Efficient Multi-Task Reinforcement Learning via Task-Specific Action Correction
Jinyuan Feng, Min Chen, Zhiqiang Pu, Tenghai Qiu, Jianqiang Yi
TL;DR
This work tackles generalization and conflict in multi-task reinforcement learning by introducing Task-Specific Action Correction (TSAC), a two-policy framework that separates a shared policy (SP) from an action correction policy (ACP). SP guides learning with dense, task-specific rewards, while ACP uses goal-oriented sparse rewards and a distance-aware editing of actions to achieve long-term cross-task generalization, with a Lagrangian multiplier balancing the objectives. The approach demonstrates notable gains in sample efficiency and final performance on Meta-World MT10 and MT50, outperforming strong baselines and ablations.
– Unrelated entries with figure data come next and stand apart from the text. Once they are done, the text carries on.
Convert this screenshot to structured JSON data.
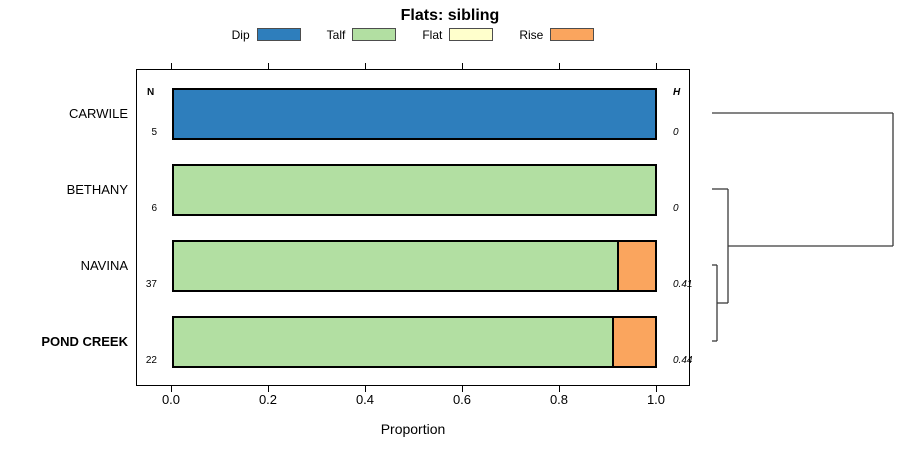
{
  "chart_data": {
    "type": "bar",
    "orientation": "horizontal-stacked",
    "title": "Flats: sibling",
    "xlabel": "Proportion",
    "xlim": [
      0,
      1
    ],
    "x_ticks": [
      "0.0",
      "0.2",
      "0.4",
      "0.6",
      "0.8",
      "1.0"
    ],
    "x_tick_values": [
      0.0,
      0.2,
      0.4,
      0.6,
      0.8,
      1.0
    ],
    "grid": false,
    "legend_position": "top-center",
    "legend": [
      {
        "label": "Dip",
        "color": "#2E7EBC"
      },
      {
        "label": "Talf",
        "color": "#B2DFA2"
      },
      {
        "label": "Flat",
        "color": "#FFFFCC"
      },
      {
        "label": "Rise",
        "color": "#FAA55E"
      }
    ],
    "column_headers": {
      "n": "N",
      "h": "H"
    },
    "categories": [
      "CARWILE",
      "BETHANY",
      "NAVINA",
      "POND CREEK"
    ],
    "rows": [
      {
        "category": "CARWILE",
        "bold": false,
        "n": "5",
        "h": "0",
        "segments": [
          {
            "name": "Dip",
            "value": 1.0,
            "color": "#2E7EBC"
          }
        ]
      },
      {
        "category": "BETHANY",
        "bold": false,
        "n": "6",
        "h": "0",
        "segments": [
          {
            "name": "Talf",
            "value": 1.0,
            "color": "#B2DFA2"
          }
        ]
      },
      {
        "category": "NAVINA",
        "bold": false,
        "n": "37",
        "h": "0.41",
        "segments": [
          {
            "name": "Talf",
            "value": 0.92,
            "color": "#B2DFA2"
          },
          {
            "name": "Rise",
            "value": 0.08,
            "color": "#FAA55E"
          }
        ]
      },
      {
        "category": "POND CREEK",
        "bold": true,
        "n": "22",
        "h": "0.44",
        "segments": [
          {
            "name": "Talf",
            "value": 0.91,
            "color": "#B2DFA2"
          },
          {
            "name": "Rise",
            "value": 0.09,
            "color": "#FAA55E"
          }
        ]
      }
    ],
    "dendrogram": {
      "hierarchy": "(((NAVINA,POND CREEK),BETHANY),CARWILE)",
      "color": "#3a3a3a",
      "segments": [
        [
          22,
          53,
          203,
          53
        ],
        [
          22,
          129,
          38,
          129
        ],
        [
          22,
          205,
          27,
          205
        ],
        [
          22,
          281,
          27,
          281
        ],
        [
          27,
          205,
          27,
          281
        ],
        [
          27,
          243,
          38,
          243
        ],
        [
          38,
          129,
          38,
          243
        ],
        [
          38,
          186,
          203,
          186
        ],
        [
          203,
          53,
          203,
          186
        ]
      ]
    }
  }
}
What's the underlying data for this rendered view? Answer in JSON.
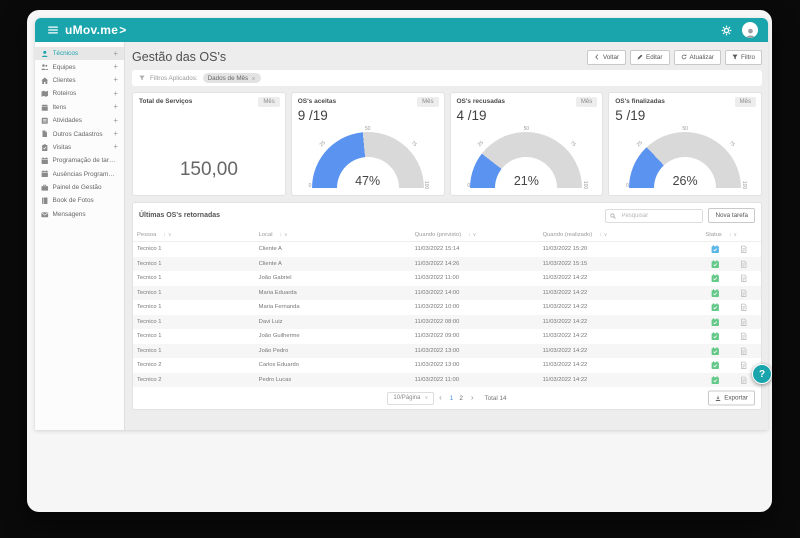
{
  "colors": {
    "teal": "#1aa5ad",
    "gauge_blue": "#5b93f1",
    "gauge_gray": "#d9d9d9",
    "status_green": "#63c888",
    "status_blue": "#5ab6e6",
    "page_blue": "#4a90e2"
  },
  "header": {
    "logo_text": "uMov.me",
    "logo_chevron": ">"
  },
  "sidebar": {
    "items": [
      {
        "label": "Técnicos",
        "icon": "person-icon",
        "expandable": true,
        "active": true
      },
      {
        "label": "Equipes",
        "icon": "people-icon",
        "expandable": true
      },
      {
        "label": "Clientes",
        "icon": "home-icon",
        "expandable": true
      },
      {
        "label": "Roteiros",
        "icon": "map-icon",
        "expandable": true
      },
      {
        "label": "Itens",
        "icon": "box-icon",
        "expandable": true
      },
      {
        "label": "Atividades",
        "icon": "list-icon",
        "expandable": true
      },
      {
        "label": "Outros Cadastros",
        "icon": "document-icon",
        "expandable": true
      },
      {
        "label": "Visitas",
        "icon": "clipboard-icon",
        "expandable": true
      },
      {
        "label": "Programação de tarefas",
        "icon": "calendar-icon"
      },
      {
        "label": "Ausências Programadas",
        "icon": "calendar-icon"
      },
      {
        "label": "Painel de Gestão",
        "icon": "briefcase-icon"
      },
      {
        "label": "Book de Fotos",
        "icon": "book-icon"
      },
      {
        "label": "Mensagens",
        "icon": "envelope-icon"
      }
    ]
  },
  "page": {
    "title": "Gestão das OS's",
    "actions": [
      {
        "label": "Voltar",
        "icon": "back-icon"
      },
      {
        "label": "Editar",
        "icon": "pencil-icon"
      },
      {
        "label": "Atualizar",
        "icon": "refresh-icon"
      },
      {
        "label": "Filtro",
        "icon": "filter-icon"
      }
    ],
    "filters_label": "Filtros Aplicados:",
    "filter_chip": "Dados de Mês"
  },
  "cards": {
    "total": {
      "title": "Total de Serviços",
      "badge": "Mês",
      "value": "150,00"
    },
    "gauge_ticks": [
      "0",
      "25",
      "50",
      "75",
      "100"
    ],
    "gauges": [
      {
        "title": "OS's aceitas",
        "badge": "Mês",
        "fraction": "9 /19",
        "percent": 47,
        "percent_label": "47%"
      },
      {
        "title": "OS's recusadas",
        "badge": "Mês",
        "fraction": "4 /19",
        "percent": 21,
        "percent_label": "21%"
      },
      {
        "title": "OS's finalizadas",
        "badge": "Mês",
        "fraction": "5 /19",
        "percent": 26,
        "percent_label": "26%"
      }
    ]
  },
  "table": {
    "title": "Últimas OS's retornadas",
    "search_placeholder": "Pesquisar",
    "new_task_label": "Nova tarefa",
    "columns": [
      "Pessoa",
      "Local",
      "Quando (previsto)",
      "Quando (realizado)",
      "Status"
    ],
    "rows": [
      {
        "pessoa": "Tecnico 1",
        "local": "Cliente A",
        "previsto": "11/03/2022 15:14",
        "realizado": "11/03/2022 15:20",
        "status": "blue"
      },
      {
        "pessoa": "Tecnico 1",
        "local": "Cliente A",
        "previsto": "11/03/2022 14:26",
        "realizado": "11/03/2022 15:15",
        "status": "green"
      },
      {
        "pessoa": "Tecnico 1",
        "local": "João Gabriel",
        "previsto": "11/03/2022 11:00",
        "realizado": "11/03/2022 14:22",
        "status": "green"
      },
      {
        "pessoa": "Tecnico 1",
        "local": "Maria Eduarda",
        "previsto": "11/03/2022 14:00",
        "realizado": "11/03/2022 14:22",
        "status": "green"
      },
      {
        "pessoa": "Tecnico 1",
        "local": "Maria Fernanda",
        "previsto": "11/03/2022 10:00",
        "realizado": "11/03/2022 14:22",
        "status": "green"
      },
      {
        "pessoa": "Tecnico 1",
        "local": "Davi Luiz",
        "previsto": "11/03/2022 08:00",
        "realizado": "11/03/2022 14:22",
        "status": "green"
      },
      {
        "pessoa": "Tecnico 1",
        "local": "João Guilherme",
        "previsto": "11/03/2022 09:00",
        "realizado": "11/03/2022 14:22",
        "status": "green"
      },
      {
        "pessoa": "Tecnico 1",
        "local": "João Pedro",
        "previsto": "11/03/2022 13:00",
        "realizado": "11/03/2022 14:22",
        "status": "green"
      },
      {
        "pessoa": "Tecnico 2",
        "local": "Carlos Eduardo",
        "previsto": "11/03/2022 13:00",
        "realizado": "11/03/2022 14:22",
        "status": "green"
      },
      {
        "pessoa": "Tecnico 2",
        "local": "Pedro Lucas",
        "previsto": "11/03/2022 11:00",
        "realizado": "11/03/2022 14:22",
        "status": "green"
      }
    ],
    "pagination": {
      "page_size": "10/Página",
      "pages": [
        "1",
        "2"
      ],
      "active_page": "1",
      "total": "Total 14",
      "export_label": "Exportar"
    }
  },
  "help_label": "?"
}
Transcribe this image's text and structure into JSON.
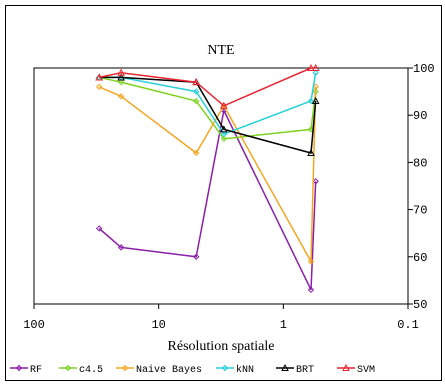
{
  "chart_data": {
    "type": "line",
    "title": "NTE",
    "xlabel": "Résolution spatiale",
    "ylabel": "",
    "x_scale": "log",
    "x_reversed": true,
    "xlim": [
      100,
      0.1
    ],
    "ylim": [
      50,
      100
    ],
    "x_ticks": [
      100,
      10,
      1,
      0.1
    ],
    "x_tick_labels": [
      "100",
      "10",
      "1",
      "0.1"
    ],
    "y_ticks": [
      50,
      60,
      70,
      80,
      90,
      100
    ],
    "y_tick_labels": [
      "50",
      "60",
      "70",
      "80",
      "90",
      "100"
    ],
    "grid": false,
    "legend_position": "bottom",
    "series": [
      {
        "name": "RF",
        "color": "#8b1fa9",
        "marker": "diamond",
        "x": [
          30,
          20,
          5,
          3,
          0.6,
          0.55
        ],
        "y": [
          66,
          62,
          60,
          91,
          53,
          76
        ]
      },
      {
        "name": "c4.5",
        "color": "#7ed321",
        "marker": "diamond",
        "x": [
          30,
          20,
          5,
          3,
          0.6,
          0.55
        ],
        "y": [
          98,
          97,
          93,
          85,
          87,
          95
        ]
      },
      {
        "name": "Naive Bayes",
        "color": "#f5a623",
        "marker": "diamond",
        "x": [
          30,
          20,
          5,
          3,
          0.6,
          0.55
        ],
        "y": [
          96,
          94,
          82,
          92,
          59,
          96
        ]
      },
      {
        "name": "kNN",
        "color": "#27d0d8",
        "marker": "diamond",
        "x": [
          30,
          20,
          5,
          3,
          0.6,
          0.55
        ],
        "y": [
          98,
          98,
          95,
          86,
          93,
          99
        ]
      },
      {
        "name": "BRT",
        "color": "#000000",
        "marker": "triangle",
        "x": [
          30,
          20,
          5,
          3,
          0.6,
          0.55
        ],
        "y": [
          98,
          98,
          97,
          87,
          82,
          93
        ]
      },
      {
        "name": "SVM",
        "color": "#e8242f",
        "marker": "triangle",
        "x": [
          30,
          20,
          5,
          3,
          0.6,
          0.55
        ],
        "y": [
          98,
          99,
          97,
          92,
          100,
          100
        ]
      }
    ]
  }
}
By enabling a cooperative interaction between SP and ACP and providing a general mechanism to incorporate sparse goals, TSAC offers a practical route to scalable, generalized MTRL in robotic manipulation settings.
Abstract
Multi-task reinforcement learning (MTRL) demonstrate potential for enhancing the generalization of a robot, enabling it to perform multiple tasks concurrently. However, the performance of MTRL may still be susceptible to conflicts between tasks and negative interference. To facilitate efficient MTRL, we propose Task-Specific Action Correction (TSAC), a general and complementary approach designed for simultaneous learning of multiple tasks. TSAC decomposes policy learning into two separate policies: a shared policy (SP) and an action correction policy (ACP). To alleviate conflicts resulting from excessive focus on specific tasks' details in SP, ACP incorporates goal-oriented sparse rewards, enabling an agent to adopt a long-term perspective and achieve generalization across tasks. Additional rewards transform the original problem into a multi-objective MTRL problem. Furthermore, to convert the multi-objective MTRL into a single-objective formulation, TSAC assigns a virtual expected budget to the sparse rewards and employs Lagrangian method to transform a constrained single-objective optimization into an unconstrained one. Experimental evaluations conducted on Meta-World's MT10 and MT50 benchmarks demonstrate that TSAC outperforms existing state-of-the-art methods, achieving significant improvements in both sample efficiency and effective action execution.